[lbo-talk] 911 Timeline

snitilicious at tampabay.rr.com snitilicious at tampabay.rr.com
Sun Apr 18 14:23:16 PDT 2004


someone just put this up at my company's blog. a year ago, i _never_ would have imagined the person who did so saying that we ought to get out now. last fall, i sent a joke about Shrub and was given the cold shoulder b/c "we should support our prezdinet during war" so shame on me. today, the same person is comparing it all to viet nam, an era she lived through!

http://complete911timeline.org/main/dayof911.html

otherwise, a very cool site: http://www.cooperativeresearch.org/index.jsp

Introduction

The last ten years have witnessed a revolutionary change in the political economy of information production and distribution.

Control of these two processes has slipped from the exclusive grip of large media conglomerates and is now being appropriated at an increasingly fast pace by people at the grassroots level, whose previous lack of access to the means of information production prevented their ideas and knowledge from reaching the masses. The Internet's impact on the global political-economic landscape has been formidable, as it has decentralized and democratized the production and distribution of knowledge. This historically significiant restructuring of the relationship between the producers and consumers of information is due to the fact that the dissemination of information to a large audience no longer requires large amounts of capital investment. Consequently, this process can no longer be easily monopolized, controlled, or filtered by a small elite group.

Alternative media websites have played a crucial role in forging and maintaining critical awareness, providing people with unfiltered investigative journalism, articles from around the world, and a variety of non-mainstream opinions and analyses. As a result, many users of the Internet have been able to stay up-to-date on a wide variety of issues at a minimal cost in time and effort. This revolution in information technology has undermined the capacity of elite groups to control the content and direction of the published historical record.

The aim of this website is to take the process of decentralizing the production and distribution of information a step further.

Content

The Center for Cooperative Research website consists of timelines of events on various subjects as well as profiles of people, organizations, corporations, and other entities. The timelines and profiles also contain association links which map the relationships between the various events and entities.

The website is "open-content" in the sense that its content can be modified by any person. Anyone who registers can submit information to the website or suggest changes to the existing content. The significance of this cannot be understated. It allows for the historical record to be documented at the grassroots level. Moreover, it helps shift control of the means of information production away from Big Business to anyone with a computer and Internet access.

Objectives of website

Reduce the fragmentation of the historical record The Cooperative Research website seeks to help reduce the fragmentation of the historical record by connecting events whose temporal and spatial relationships are often obscured by a mass of contradicting and disconnected literature, the biases of the media, and the tendency for important past events to be relegated to the annals of forgotten history.

Increase the efficiency of research Another objective is to increase the efficiency of research by reducing the tendency for researchers to duplicate the efforts of others.
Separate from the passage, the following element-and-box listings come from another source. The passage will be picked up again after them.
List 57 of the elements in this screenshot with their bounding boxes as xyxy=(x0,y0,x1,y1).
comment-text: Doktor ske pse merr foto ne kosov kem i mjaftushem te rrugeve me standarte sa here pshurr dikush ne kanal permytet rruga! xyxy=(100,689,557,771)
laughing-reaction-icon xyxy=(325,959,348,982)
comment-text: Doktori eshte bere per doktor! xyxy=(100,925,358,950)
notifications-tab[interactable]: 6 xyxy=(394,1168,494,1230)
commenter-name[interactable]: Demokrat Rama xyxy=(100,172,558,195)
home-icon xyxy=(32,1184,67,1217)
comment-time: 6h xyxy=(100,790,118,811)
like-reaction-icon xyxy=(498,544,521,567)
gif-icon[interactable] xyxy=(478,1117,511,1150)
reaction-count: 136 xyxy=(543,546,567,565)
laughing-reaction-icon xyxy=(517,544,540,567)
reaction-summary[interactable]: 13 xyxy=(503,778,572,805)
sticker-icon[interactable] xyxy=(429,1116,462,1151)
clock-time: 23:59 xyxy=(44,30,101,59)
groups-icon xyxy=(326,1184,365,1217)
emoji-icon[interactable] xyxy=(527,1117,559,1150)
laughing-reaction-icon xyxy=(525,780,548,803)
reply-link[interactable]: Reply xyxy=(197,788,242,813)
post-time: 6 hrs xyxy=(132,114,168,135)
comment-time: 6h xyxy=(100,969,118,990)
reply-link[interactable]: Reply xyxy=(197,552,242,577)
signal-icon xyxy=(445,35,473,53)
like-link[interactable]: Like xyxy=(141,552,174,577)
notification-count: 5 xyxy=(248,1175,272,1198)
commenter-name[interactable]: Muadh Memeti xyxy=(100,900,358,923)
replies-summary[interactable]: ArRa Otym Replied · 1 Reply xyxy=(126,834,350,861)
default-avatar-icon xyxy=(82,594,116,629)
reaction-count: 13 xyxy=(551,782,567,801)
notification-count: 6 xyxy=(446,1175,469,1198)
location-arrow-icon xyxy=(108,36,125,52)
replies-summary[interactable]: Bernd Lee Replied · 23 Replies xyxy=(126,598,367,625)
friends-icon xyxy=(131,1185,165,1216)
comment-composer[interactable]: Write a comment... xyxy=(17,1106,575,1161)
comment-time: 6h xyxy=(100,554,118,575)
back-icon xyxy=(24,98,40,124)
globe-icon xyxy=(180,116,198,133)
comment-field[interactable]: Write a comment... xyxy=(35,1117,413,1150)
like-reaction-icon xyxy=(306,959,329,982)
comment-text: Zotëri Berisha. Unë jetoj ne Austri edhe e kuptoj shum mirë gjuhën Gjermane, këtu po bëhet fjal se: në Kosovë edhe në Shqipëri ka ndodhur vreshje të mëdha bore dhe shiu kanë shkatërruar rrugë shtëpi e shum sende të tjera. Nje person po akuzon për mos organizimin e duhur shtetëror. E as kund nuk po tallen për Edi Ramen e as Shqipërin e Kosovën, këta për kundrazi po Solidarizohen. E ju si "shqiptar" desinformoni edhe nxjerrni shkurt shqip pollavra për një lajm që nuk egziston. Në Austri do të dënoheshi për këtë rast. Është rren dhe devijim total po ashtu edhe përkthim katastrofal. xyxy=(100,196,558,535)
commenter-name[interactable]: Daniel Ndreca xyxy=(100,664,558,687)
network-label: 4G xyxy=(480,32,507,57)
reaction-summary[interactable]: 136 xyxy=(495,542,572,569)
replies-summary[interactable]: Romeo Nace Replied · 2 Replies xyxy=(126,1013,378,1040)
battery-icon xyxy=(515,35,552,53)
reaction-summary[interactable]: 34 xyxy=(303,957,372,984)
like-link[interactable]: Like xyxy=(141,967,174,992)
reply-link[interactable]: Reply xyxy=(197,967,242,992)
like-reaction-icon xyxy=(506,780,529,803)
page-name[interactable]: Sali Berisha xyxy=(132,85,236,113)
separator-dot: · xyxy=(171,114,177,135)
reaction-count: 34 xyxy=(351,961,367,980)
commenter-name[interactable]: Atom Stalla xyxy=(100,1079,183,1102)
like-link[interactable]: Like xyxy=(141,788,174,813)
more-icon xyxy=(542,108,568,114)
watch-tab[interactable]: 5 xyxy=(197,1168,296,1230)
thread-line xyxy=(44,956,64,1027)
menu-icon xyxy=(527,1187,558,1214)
All too often, researchers—largely because of a fragmented historical record—needlessly spend a significant amount of time and energy bringing material together and establishing connections, even though this work may have already been performed by someone else. By collecting a mass of well-cited "event summaries" and "entity profiles" in a database, with descriptions about the relationships that exist among them, this website should reduce the frequency of such occurences.

Encourage the transition of oversight responsibilities from governments to civil society on a global scale. The Center for Cooperative Research calls on people to abandon the widely-held assumption that governments can be relied upon to competently monitor the activities of themselves or the entities with which they have close relations. A major goal of this website is to encourage people to play an active role in scrutinizing the activities of all individuals, groups and institutions that wield significant political and economic power. Our position is that the power of oversight should not rest with governments, but with civil society itself.